Consider the dummy example below: I want to run a model on a range of subsets of the data.table in a loop, and want to specify the exact line to iterate as a string (with an iterator i
)
library(data.table)
DT <- data.table(X = runif(100), Y = runif(100))
f1 <- function(code) {
for (i in c(20,30,50)) {
eval(parse(text = code))
}
}
f1("lm(X ~ Y, data = DT[sample(.N, i)])")
Obviously this doesn't return any output as lm()
is merely evaluated in the background 3 times. The actual use case is more convoluted, but this is meant to be a theoretical simplification of it.

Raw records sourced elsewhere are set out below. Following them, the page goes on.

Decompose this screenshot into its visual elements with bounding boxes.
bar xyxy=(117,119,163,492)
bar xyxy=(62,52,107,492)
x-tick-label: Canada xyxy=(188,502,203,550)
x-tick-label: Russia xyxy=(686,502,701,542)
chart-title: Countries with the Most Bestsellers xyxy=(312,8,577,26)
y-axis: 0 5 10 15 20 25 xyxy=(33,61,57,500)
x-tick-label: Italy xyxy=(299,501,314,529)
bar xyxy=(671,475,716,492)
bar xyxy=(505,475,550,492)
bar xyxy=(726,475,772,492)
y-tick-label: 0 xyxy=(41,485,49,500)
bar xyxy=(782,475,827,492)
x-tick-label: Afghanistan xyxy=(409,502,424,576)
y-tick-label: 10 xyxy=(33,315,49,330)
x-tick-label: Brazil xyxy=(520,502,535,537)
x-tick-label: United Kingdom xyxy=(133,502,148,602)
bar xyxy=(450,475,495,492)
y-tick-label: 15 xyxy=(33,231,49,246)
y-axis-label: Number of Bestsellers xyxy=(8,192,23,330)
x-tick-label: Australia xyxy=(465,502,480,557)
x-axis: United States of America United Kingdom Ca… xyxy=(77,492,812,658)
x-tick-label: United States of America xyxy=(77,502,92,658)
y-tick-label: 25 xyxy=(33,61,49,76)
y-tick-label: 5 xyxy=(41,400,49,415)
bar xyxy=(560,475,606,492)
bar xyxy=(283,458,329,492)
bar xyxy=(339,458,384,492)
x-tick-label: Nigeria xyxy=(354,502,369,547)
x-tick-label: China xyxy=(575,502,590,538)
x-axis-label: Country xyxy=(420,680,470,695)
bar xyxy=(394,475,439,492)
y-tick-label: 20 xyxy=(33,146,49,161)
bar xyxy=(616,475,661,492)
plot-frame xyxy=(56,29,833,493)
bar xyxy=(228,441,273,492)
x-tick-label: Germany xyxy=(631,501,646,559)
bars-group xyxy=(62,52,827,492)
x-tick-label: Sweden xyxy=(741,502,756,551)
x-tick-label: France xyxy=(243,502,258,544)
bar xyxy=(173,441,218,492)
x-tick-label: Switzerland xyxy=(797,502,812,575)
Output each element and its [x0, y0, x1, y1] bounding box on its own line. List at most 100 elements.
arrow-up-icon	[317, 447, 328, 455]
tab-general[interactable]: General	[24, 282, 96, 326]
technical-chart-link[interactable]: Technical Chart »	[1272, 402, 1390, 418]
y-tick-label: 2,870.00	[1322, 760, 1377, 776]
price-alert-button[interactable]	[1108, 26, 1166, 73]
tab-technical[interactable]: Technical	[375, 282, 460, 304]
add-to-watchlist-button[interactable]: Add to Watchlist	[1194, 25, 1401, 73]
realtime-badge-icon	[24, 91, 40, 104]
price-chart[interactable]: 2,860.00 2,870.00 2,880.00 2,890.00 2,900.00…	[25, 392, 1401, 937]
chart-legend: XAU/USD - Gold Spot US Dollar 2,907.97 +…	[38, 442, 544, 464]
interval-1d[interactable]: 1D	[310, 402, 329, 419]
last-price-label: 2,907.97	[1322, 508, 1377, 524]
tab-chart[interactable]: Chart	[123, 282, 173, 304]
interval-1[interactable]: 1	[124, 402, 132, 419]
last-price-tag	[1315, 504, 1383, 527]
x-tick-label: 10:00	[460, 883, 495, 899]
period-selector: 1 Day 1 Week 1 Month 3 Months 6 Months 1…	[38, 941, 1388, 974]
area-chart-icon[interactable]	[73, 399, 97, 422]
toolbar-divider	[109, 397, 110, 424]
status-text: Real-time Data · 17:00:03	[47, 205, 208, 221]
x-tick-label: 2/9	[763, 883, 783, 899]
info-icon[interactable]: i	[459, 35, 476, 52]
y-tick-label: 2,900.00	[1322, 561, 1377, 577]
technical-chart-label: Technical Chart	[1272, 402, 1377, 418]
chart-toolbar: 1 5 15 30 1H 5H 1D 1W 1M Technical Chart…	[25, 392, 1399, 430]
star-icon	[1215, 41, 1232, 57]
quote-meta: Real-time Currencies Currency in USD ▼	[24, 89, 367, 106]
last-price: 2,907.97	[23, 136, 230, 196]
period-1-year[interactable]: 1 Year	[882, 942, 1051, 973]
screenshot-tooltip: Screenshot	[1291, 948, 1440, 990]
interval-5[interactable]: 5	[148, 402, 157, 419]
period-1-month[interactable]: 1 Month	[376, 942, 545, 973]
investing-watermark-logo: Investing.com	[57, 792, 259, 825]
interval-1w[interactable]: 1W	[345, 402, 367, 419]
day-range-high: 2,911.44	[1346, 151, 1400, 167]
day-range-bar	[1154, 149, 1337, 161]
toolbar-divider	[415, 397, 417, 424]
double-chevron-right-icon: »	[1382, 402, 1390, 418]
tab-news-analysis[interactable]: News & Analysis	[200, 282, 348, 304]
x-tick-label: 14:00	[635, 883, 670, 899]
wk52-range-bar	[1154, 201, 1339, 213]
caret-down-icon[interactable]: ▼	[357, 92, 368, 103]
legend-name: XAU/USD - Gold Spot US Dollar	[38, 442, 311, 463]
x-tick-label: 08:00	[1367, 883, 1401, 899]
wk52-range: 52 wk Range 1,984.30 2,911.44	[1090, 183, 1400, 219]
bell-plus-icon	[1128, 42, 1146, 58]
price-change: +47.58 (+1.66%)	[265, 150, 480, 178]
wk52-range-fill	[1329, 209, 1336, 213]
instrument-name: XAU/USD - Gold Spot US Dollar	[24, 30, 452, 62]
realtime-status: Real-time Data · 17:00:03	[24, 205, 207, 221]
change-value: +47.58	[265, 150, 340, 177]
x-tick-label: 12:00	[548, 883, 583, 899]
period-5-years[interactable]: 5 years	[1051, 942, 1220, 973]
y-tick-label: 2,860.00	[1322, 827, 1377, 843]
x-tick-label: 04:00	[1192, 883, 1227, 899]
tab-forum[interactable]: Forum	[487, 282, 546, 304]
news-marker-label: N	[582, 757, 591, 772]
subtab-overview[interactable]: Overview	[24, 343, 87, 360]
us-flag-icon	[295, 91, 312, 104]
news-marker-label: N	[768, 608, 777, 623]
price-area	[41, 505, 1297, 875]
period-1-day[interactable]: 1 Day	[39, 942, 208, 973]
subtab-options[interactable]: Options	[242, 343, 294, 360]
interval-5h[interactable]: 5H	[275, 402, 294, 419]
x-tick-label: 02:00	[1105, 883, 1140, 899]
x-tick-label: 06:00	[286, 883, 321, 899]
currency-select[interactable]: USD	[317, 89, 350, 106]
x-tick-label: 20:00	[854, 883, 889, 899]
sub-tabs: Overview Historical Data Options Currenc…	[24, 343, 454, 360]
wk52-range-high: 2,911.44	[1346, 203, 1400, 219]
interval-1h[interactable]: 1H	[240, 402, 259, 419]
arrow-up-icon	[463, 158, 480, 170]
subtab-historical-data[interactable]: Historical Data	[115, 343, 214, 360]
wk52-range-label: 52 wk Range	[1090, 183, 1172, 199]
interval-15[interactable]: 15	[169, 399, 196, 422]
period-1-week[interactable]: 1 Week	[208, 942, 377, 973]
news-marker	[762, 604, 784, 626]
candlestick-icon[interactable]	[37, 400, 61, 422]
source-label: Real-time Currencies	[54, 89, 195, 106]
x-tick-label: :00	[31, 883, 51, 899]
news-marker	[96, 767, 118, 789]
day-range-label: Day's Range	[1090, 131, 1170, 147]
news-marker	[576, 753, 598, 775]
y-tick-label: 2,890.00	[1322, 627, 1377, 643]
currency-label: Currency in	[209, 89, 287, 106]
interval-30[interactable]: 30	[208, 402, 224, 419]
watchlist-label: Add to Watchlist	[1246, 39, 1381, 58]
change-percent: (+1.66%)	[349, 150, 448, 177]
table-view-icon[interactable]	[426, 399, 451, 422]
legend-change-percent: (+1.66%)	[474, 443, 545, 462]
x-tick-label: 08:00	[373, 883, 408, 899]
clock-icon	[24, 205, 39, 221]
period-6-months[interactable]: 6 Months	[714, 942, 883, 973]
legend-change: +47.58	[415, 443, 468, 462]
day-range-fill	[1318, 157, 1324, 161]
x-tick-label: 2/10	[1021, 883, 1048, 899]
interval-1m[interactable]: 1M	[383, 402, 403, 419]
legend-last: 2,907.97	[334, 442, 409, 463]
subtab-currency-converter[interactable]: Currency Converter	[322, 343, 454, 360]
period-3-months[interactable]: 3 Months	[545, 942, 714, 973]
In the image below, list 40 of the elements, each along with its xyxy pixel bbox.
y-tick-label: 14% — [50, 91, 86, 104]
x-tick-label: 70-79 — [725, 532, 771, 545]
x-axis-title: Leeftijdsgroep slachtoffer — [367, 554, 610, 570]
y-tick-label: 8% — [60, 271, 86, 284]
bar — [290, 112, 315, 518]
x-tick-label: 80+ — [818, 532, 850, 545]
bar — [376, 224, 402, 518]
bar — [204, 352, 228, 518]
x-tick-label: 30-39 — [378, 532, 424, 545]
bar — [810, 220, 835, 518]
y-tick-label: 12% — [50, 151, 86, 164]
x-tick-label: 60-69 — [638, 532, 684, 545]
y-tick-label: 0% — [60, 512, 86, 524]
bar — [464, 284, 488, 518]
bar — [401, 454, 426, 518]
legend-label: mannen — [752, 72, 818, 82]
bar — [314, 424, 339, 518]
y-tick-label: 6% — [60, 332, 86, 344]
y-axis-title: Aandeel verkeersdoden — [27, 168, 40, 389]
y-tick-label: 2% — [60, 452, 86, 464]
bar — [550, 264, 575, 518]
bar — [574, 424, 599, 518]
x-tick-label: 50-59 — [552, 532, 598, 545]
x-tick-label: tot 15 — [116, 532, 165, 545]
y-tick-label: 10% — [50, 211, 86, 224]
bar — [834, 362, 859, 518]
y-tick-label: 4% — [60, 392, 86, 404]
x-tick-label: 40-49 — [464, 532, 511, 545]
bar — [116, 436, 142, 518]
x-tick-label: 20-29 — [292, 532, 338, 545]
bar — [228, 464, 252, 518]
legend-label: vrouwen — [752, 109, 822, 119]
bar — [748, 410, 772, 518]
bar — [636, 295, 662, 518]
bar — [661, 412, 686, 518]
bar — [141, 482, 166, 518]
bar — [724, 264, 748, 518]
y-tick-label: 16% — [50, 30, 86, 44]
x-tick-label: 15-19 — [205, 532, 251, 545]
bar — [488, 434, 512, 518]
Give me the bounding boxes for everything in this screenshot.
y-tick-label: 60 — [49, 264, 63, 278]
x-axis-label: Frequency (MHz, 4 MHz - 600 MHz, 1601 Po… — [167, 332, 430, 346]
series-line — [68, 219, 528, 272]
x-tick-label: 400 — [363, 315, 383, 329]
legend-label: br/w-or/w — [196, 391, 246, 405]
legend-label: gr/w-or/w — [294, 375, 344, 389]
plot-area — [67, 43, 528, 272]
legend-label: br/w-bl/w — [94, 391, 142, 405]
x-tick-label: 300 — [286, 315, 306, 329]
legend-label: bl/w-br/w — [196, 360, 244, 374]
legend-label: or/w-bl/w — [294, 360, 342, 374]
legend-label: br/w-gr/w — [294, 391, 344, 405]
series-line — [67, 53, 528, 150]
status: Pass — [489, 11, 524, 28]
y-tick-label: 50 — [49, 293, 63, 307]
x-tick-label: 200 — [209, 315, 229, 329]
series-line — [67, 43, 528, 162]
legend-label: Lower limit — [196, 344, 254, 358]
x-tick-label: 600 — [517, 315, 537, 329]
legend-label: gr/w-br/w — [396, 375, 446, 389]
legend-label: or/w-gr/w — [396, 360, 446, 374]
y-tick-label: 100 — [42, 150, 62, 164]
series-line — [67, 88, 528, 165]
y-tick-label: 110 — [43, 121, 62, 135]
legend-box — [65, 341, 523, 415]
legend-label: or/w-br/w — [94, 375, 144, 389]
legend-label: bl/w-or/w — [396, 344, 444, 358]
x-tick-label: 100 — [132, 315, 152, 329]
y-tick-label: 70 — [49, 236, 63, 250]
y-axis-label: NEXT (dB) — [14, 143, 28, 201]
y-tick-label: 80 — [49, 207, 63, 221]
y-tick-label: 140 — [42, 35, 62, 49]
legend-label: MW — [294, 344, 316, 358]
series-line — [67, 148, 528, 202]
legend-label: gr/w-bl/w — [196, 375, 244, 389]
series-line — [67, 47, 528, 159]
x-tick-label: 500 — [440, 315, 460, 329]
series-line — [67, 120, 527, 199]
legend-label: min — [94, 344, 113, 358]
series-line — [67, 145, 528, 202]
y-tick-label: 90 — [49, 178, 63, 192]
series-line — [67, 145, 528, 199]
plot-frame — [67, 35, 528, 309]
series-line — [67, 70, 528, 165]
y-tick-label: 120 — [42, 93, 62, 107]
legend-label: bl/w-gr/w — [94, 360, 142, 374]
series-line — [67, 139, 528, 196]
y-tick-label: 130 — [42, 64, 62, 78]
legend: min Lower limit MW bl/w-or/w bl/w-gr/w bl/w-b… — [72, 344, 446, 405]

The example above, nonetheless, works fine. The problems begin when the function f1
is included in the package, instead of being defined in the global environment. If I'm not mistaken, in this case f1
is defined in the package's base env. Then, calling f1
from global env gives the error: Error in [.data.frame(x, i) : undefined columns selected
. R can correctly access iterator i
in its base env and DT
in the global env, but cannot access the column by name inside data.table's square brackets.
I tried experimenting by setting envir
and enclos
arguments to eval()
to baseenv()
, globalenv()
, parent.frame()
, but haven't managed to find a combination that works.
For example, setting envir = globalenv()
seems to result in accessing DT
and i
, but not X
and Y
from the DT
inside lm()
. Setting envir = baseenv()
we lose the global env and cannot access DT
(envir = baseenv(), enclos = globalenv()
doesn't change it). Using envir = list(baseenv(), globalenv())
results in not being able to access anything inside data.table's square brackets, I think, error message: "Error in [.data.frame(x, i) : undefined columns selected".